2. Start the API Server

# Development mode (recommended for testing)
python run_dev.py

# Or run directly
python api/bot_detection.py

The API will be available at:

Local: http://localhost:8000
API Docs: http://localhost:8000/docs
Health Check: http://localhost:8000/health

3. Test the API

# Run the test script
python test_api.py

4. Basic Usage

import requests

# Analyze a user's comments
response = requests.post("http://localhost:8000/api/v1/analyze-user", json={
    "user_id": "reddit_username",
    "comments": [
        "This is a great post!",
        "I completely agree with your point.",
        "Thanks for sharing this information."
    ],
    "options": {
        "fast_only": False,
        "include_breakdown": True,
        "use_context": True
    }
})

result = response.json()
print(f"Bot Score: {result['bot_score']}%")
print(f"Confidence: {result['confidence']}%")
print(f"Is Bot: {result['is_likely_bot']}")

Project Structure

expose-ai-ml/
├── api/                    # Bot Detection API
│   └── bot_detection.py   # FastAPI server and endpoints
├── models/                 # Bot detection models
│   ├── detectors/         # Detection algorithms
│   │   ├── fast_detector.py      # Fast screening (RoBERTa)
│   │   ├── deep_detector.py      # Deep analysis (DeBERTa-v3)
│   │   └── statistical_analyzer.py # Statistical metrics
│   ├── ensemble.py        # Ensemble scoring system
│   └── training/          # Model training utilities
├── utils/                  # Utilities
│   ├── preprocessing.py   # Reddit comment preprocessing
│   └── metrics.py         # Analysis metrics and tools
├── config/                # Configuration
│   └── settings.py        # Application settings
├── core/                  # Core framework (legacy)
│   ├── framework.py       # ML framework (basic implementation)
│   └── device_manager.py  # Device management
├── llm/                   # LangChain integration (basic)
│   ├── chain.py          # LLM chain wrapper
│   ├── embeddings.py     # Embedding management
│   └── prompts.py        # Pre-built prompts
├── run_dev.py            # Development server launcher
├── test_api.py           # API testing script
├── requirements.txt      # Dependencies
└── setup.py             # Package setup

API Reference

Request Format

Endpoint: POST /api/v1/analyze-user

Request Example:

{
  "user_id": "reddit_username",
  "comments": [
    "This is a great post!",
    "I completely agree with your point.",
    "Thanks for sharing this information."
  ],
  "parent_contexts": [
    { "comment_id": "c1", "parent": "Original post text" },
    { "comment_id": "c2", "parent": null }
  ],
  "options": {
    "fast_only": false,
    "include_breakdown": true,
    "use_context": true,
    "force_full_analysis": false
  }
}

Response Example:

{
  "user_id": "reddit_username",
  "bot_score": 73.5,
  "confidence": 85.2,
  "is_likely_bot": true,
  "stage": "full_ensemble",
  "processing_time_ms": 1834,
  "comments_analyzed": 25,
  "total_comments": 3,
  "breakdown": {
    "fast_model": 70.0,
    "deep_model": 78.0,
    "perplexity": 72.0,
    "bpc": 74.0,
    "sentiment_consistency": 80.0,
    "embedding_similarity": 75.0,
    "zero_shot": 65.0,
    "burstiness": 70.0
  },
  "explanation": "Analysis using full_ensemble with high confidence (85.2%).

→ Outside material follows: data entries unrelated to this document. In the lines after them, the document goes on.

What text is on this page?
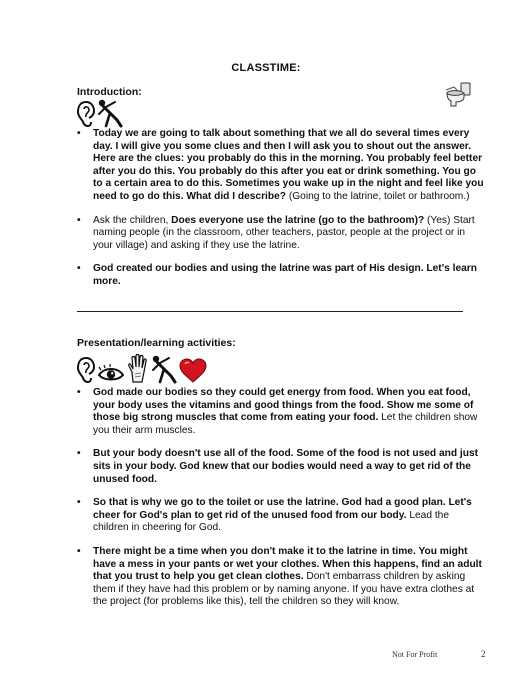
CLASSTIME:
Introduction:
• Today we are going to talk about something that we all do several times every day. I will give you some clues and then I will ask you to shout out the answer. Here are the clues: you probably do this in the morning. You probably feel better after you do this. You probably do this after you eat or drink something. You go to a certain area to do this. Sometimes you wake up in the night and feel like you need to go do this. What did I describe? (Going to the latrine, toilet or bathroom.)
• Ask the children, Does everyone use the latrine (go to the bathroom)? (Yes) Start naming people (in the classroom, other teachers, pastor, people at the project or in your village) and asking if they use the latrine.
• God created our bodies and using the latrine was part of His design. Let's learn more.
Presentation/learning activities:
• God made our bodies so they could get energy from food. When you eat food, your body uses the vitamins and good things from the food. Show me some of those big strong muscles that come from eating your food. Let the children show you their arm muscles.
• But your body doesn't use all of the food. Some of the food is not used and just sits in your body. God knew that our bodies would need a way to get rid of the unused food.
• So that is why we go to the toilet or use the latrine. God had a good plan. Let's cheer for God's plan to get rid of the unused food from our body. Lead the children in cheering for God.
• There might be a time when you don't make it to the latrine in time. You might have a mess in your pants or wet your clothes. When this happens, find an adult that you trust to help you get clean clothes. Don't embarrass children by asking them if they have had this problem or by naming anyone. If you have extra clothes at the project (for problems like this), tell the children so they will know.
Not For Profit	2
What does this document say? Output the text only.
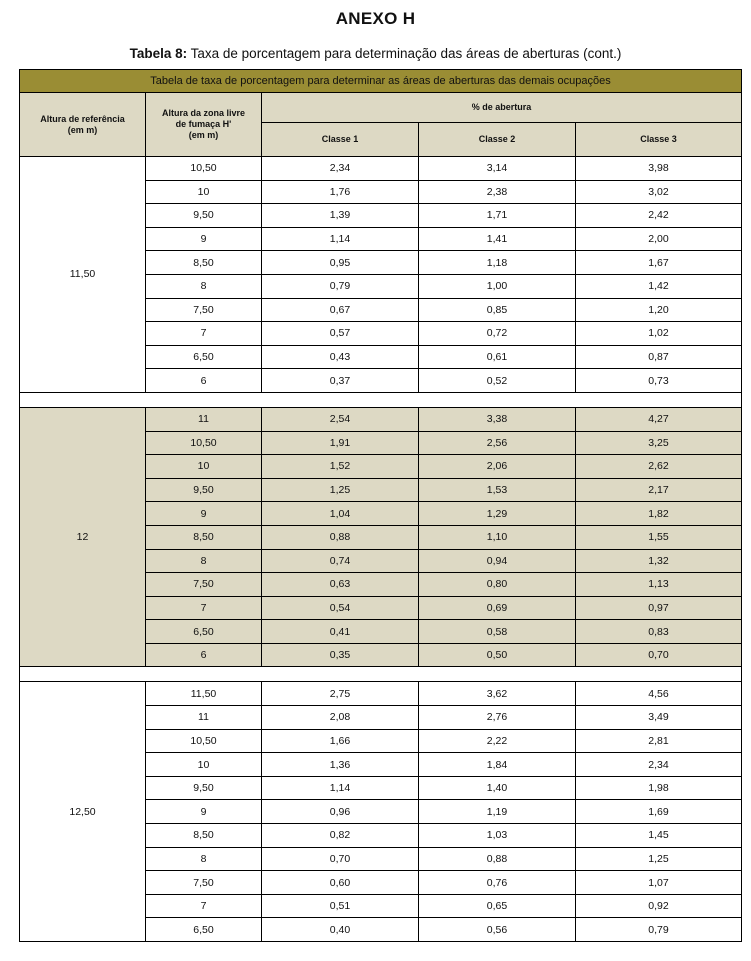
ANEXO H
Tabela 8: Taxa de porcentagem para determinação das áreas de aberturas (cont.)
Tabela de taxa de porcentagem para determinar as áreas de aberturas das demais ocupações				
Altura de referência
(em m)	Altura da zona livre
de fumaça H'
(em m)	% de abertura		
		Classe 1	Classe 2	Classe 3
11,50	10,50	2,34	3,14	3,98
	10	1,76	2,38	3,02
	9,50	1,39	1,71	2,42
	9	1,14	1,41	2,00
	8,50	0,95	1,18	1,67
	8	0,79	1,00	1,42
	7,50	0,67	0,85	1,20
	7	0,57	0,72	1,02
	6,50	0,43	0,61	0,87
	6	0,37	0,52	0,73

12	11	2,54	3,38	4,27
	10,50	1,91	2,56	3,25
	10	1,52	2,06	2,62
	9,50	1,25	1,53	2,17
	9	1,04	1,29	1,82
	8,50	0,88	1,10	1,55
	8	0,74	0,94	1,32
	7,50	0,63	0,80	1,13
	7	0,54	0,69	0,97
	6,50	0,41	0,58	0,83
	6	0,35	0,50	0,70

12,50	11,50	2,75	3,62	4,56
	11	2,08	2,76	3,49
	10,50	1,66	2,22	2,81
	10	1,36	1,84	2,34
	9,50	1,14	1,40	1,98
	9	0,96	1,19	1,69
	8,50	0,82	1,03	1,45
	8	0,70	0,88	1,25
	7,50	0,60	0,76	1,07
	7	0,51	0,65	0,92
	6,50	0,40	0,56	0,79
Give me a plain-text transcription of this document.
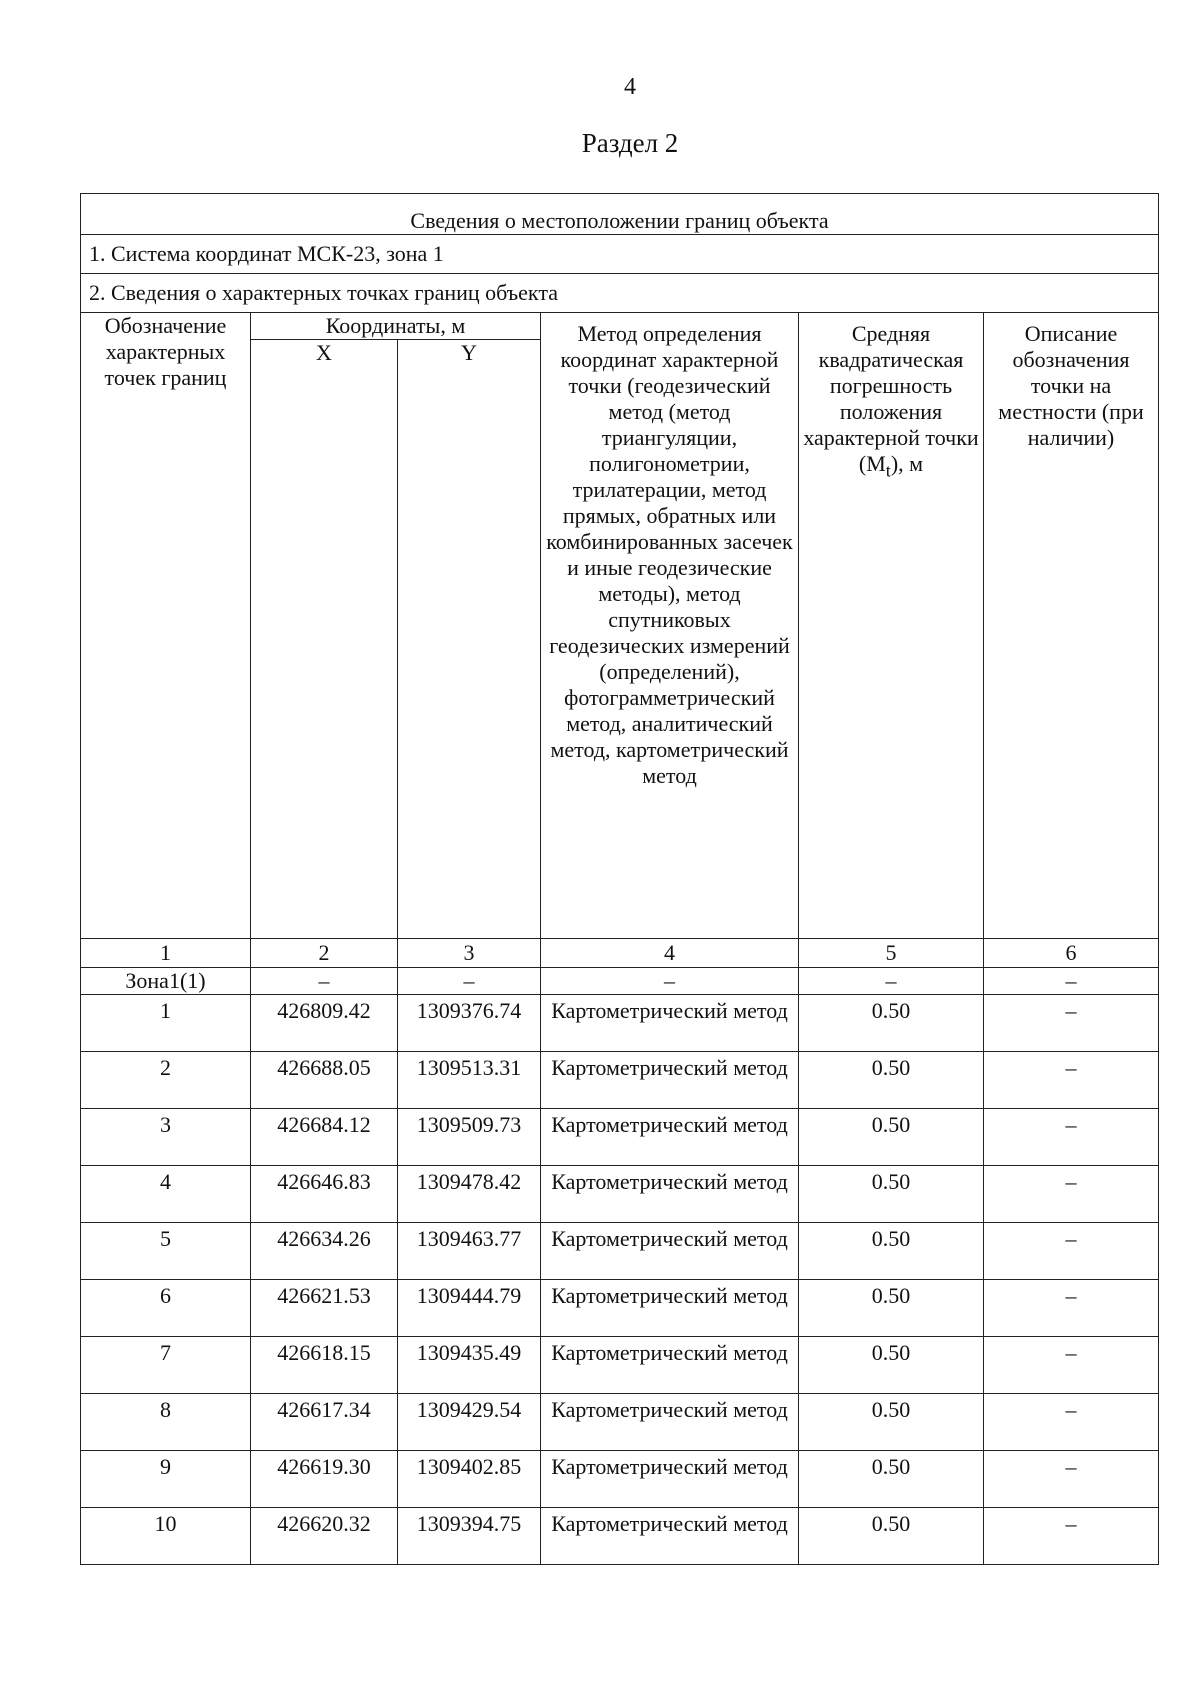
4
Раздел 2
Сведения о местоположении границ объекта					
1. Система координат МСК-23, зона 1					
2. Сведения о характерных точках границ объекта					
Обозначение характерных точек границ	Координаты, м		Метод определения координат характерной точки (геодезический метод (метод триангуляции, полигонометрии, трилатерации, метод прямых, обратных или комбинированных засечек и иные геодезические методы), метод спутниковых геодезических измерений (определений), фотограмметрический метод, аналитический метод, картометрический метод	Средняя квадратическая погрешность положения характерной точки $(M_t)$, м	Описание обозначения точки на местности (при наличии)
	X	Y			
1	2	3	4	5	6
Зона1(1)	–	–	–	–	–
1	426809.42	1309376.74	Картометрический метод	0.50	–
2	426688.05	1309513.31	Картометрический метод	0.50	–
3	426684.12	1309509.73	Картометрический метод	0.50	–
4	426646.83	1309478.42	Картометрический метод	0.50	–
5	426634.26	1309463.77	Картометрический метод	0.50	–
6	426621.53	1309444.79	Картометрический метод	0.50	–
7	426618.15	1309435.49	Картометрический метод	0.50	–
8	426617.34	1309429.54	Картометрический метод	0.50	–
9	426619.30	1309402.85	Картометрический метод	0.50	–
10	426620.32	1309394.75	Картометрический метод	0.50	–
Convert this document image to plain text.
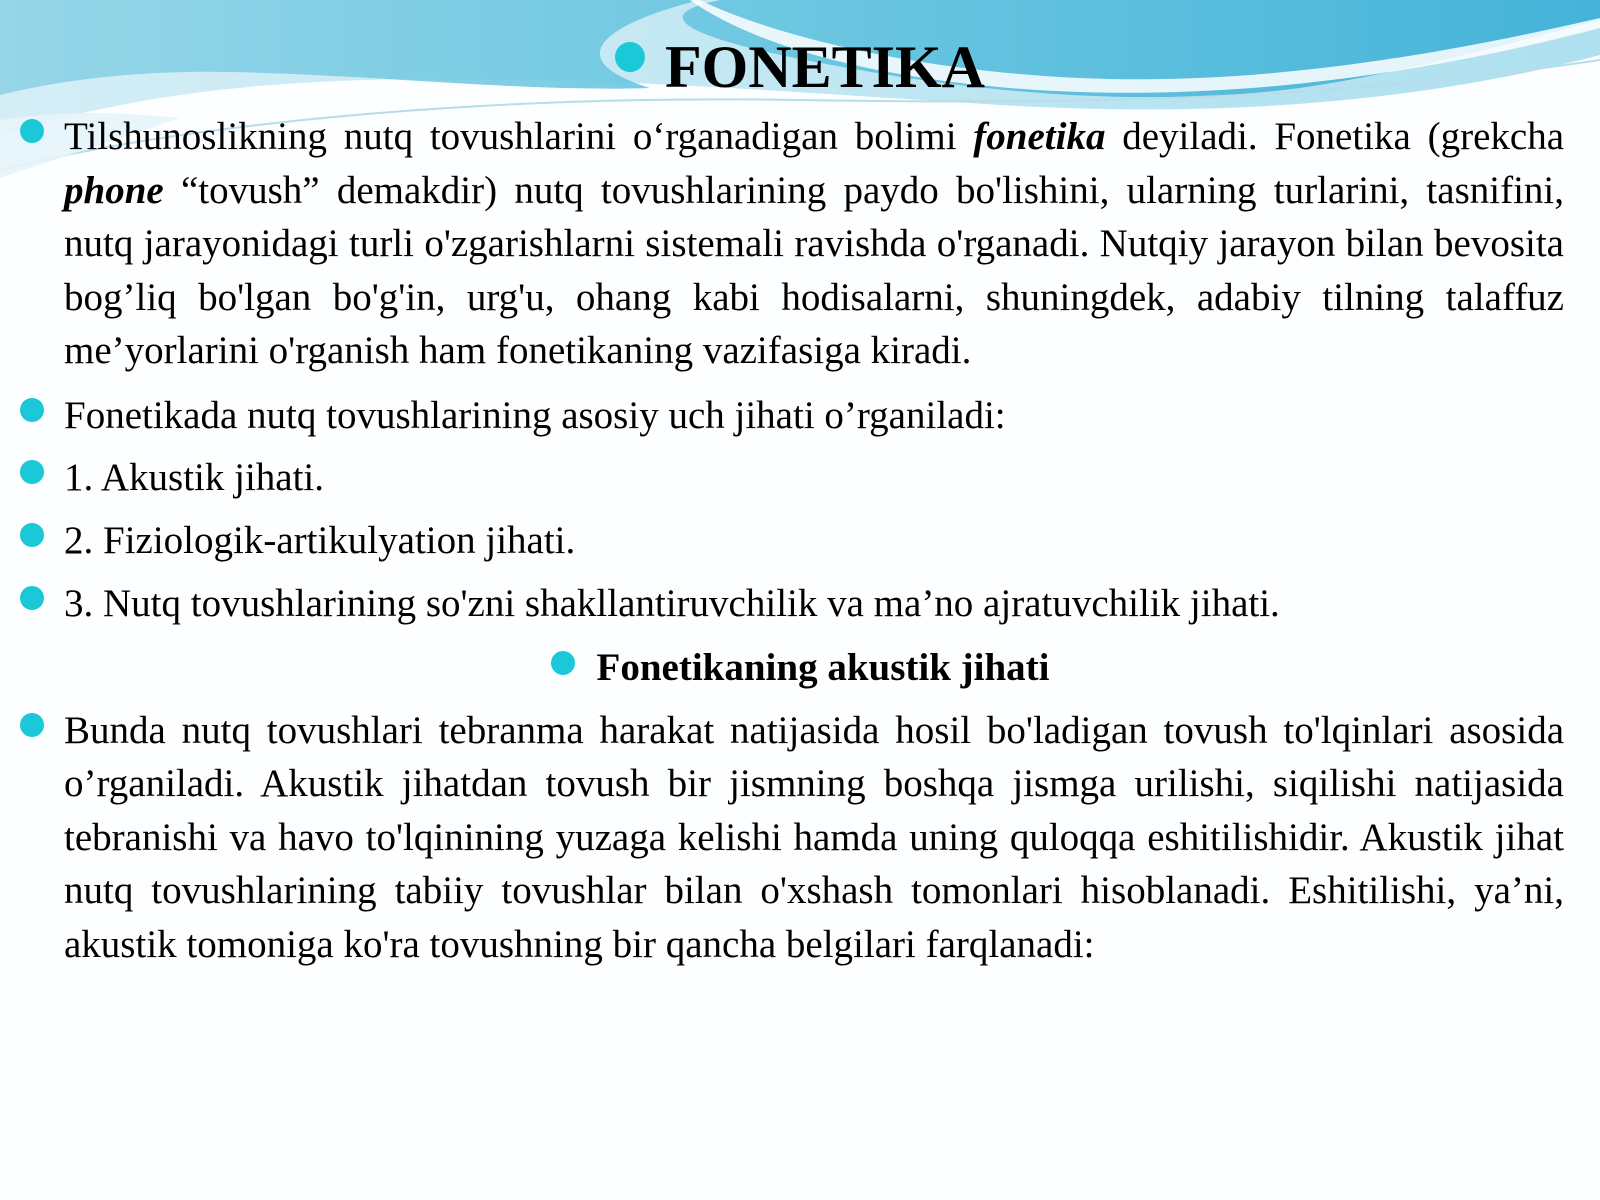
FONETIKA
Tilshunoslikning nutq tovushlarini o‘rganadigan bolimi fonetika deyiladi. Fonetika (grekcha phone “tovush” demakdir) nutq tovushlarining paydo bo'lishini, ularning turlarini, tasnifini, nutq jarayonidagi turli o'zgarishlarni sistemali ravishda o'rganadi. Nutqiy jarayon bilan bevosita bog’liq bo'lgan bo'g'in, urg'u, ohang kabi hodisalarni, shuningdek, adabiy tilning talaffuz me’yorlarini o'rganish ham fonetikaning vazifasiga kiradi.
Fonetikada nutq tovushlarining asosiy uch jihati o’rganiladi:
1. Akustik jihati.
2. Fiziologik-artikulyation jihati.
3. Nutq tovushlarining so'zni shakllantiruvchilik va ma’no ajratuvchilik jihati.
Fonetikaning akustik jihati
Bunda nutq tovushlari tebranma harakat natijasida hosil bo'ladigan tovush to'lqinlari asosida o’rganiladi. Akustik jihatdan tovush bir jismning boshqa jismga urilishi, siqilishi natijasida tebranishi va havo to'lqinining yuzaga kelishi hamda uning quloqqa eshitilishidir. Akustik jihat nutq tovushlarining tabiiy tovushlar bilan o'xshash tomonlari hisoblanadi. Eshitilishi, ya’ni, akustik tomoniga ko'ra tovushning bir qancha belgilari farqlanadi:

Result: likely bot (73.5% bot score)."
}

Detection Pipeline

The system uses a sophisticated multi-stage approach:

Fast Screening (200-300ms): Quick analysis using lightweight models
Deep Analysis (1-2s): High-accuracy analysis using DeBERTa-v3-base
Statistical Analysis (500ms-1s): Perplexity, BPC, sentiment consistency, embedding similarity
Ensemble Scoring: Weighted combination of all signals

Advanced Features

Reddit-specific preprocessing: Handles markdown, URLs, mentions, subreddits
Smart sampling: Efficiently processes large comment sets
Context awareness: Uses parent comment context for better accuracy
Multiple signals: 10+ different analysis methods
Confidence scoring: Provides confidence levels for all predictions
Batch processing: Optimized for processing multiple comments
ONNX optimization: Fast inference for production deployment

Examples

Start the Development Server

# Start with development settings (recommended)
python run_dev.py

# Or start directly
python api/bot_detection.py

Test the API

# Run comprehensive API tests
python test_api.py

API Endpoints

Health Check: GET /health
Root Info: GET /
Analyze User: POST /api/v1/analyze-user
Models Info: GET /api/v1/models/info
API Documentation: GET /docs (Swagger UI)

Performance & Deployment

Performance Characteristics

Fast Mode: 200-300ms per analysis (lightweight models)
Full Analysis: 1-2 seconds per analysis (comprehensive pipeline)
Memory Usage: ~2-4GB RAM (depending on models loaded)
GPU Support: Automatic GPU detection and utilization

Production Deployment

The API is built with FastAPI and can be deployed using:

Docker: Containerize the application
Cloud Run: Serverless deployment on Google Cloud
Kubernetes: Scalable container orchestration
Traditional VPS: Direct deployment on virtual servers

Environment Variables

# Device configuration
DEVICE=auto  # or cuda, cpu

# Model cache directory
MODEL_CACHE_DIR=./models/cache

# API settings
API_HOST=0.0.0.0
API_PORT=8000
API_DEBUG=false

Contributing

Fork the repository
Create a feature branch
Make your changes
Add tests
Submit a pull request

License

MIT License - see LICENSE file for details.

Support

For questions or issues, please open a GitHub issue or contact Joey Lamping.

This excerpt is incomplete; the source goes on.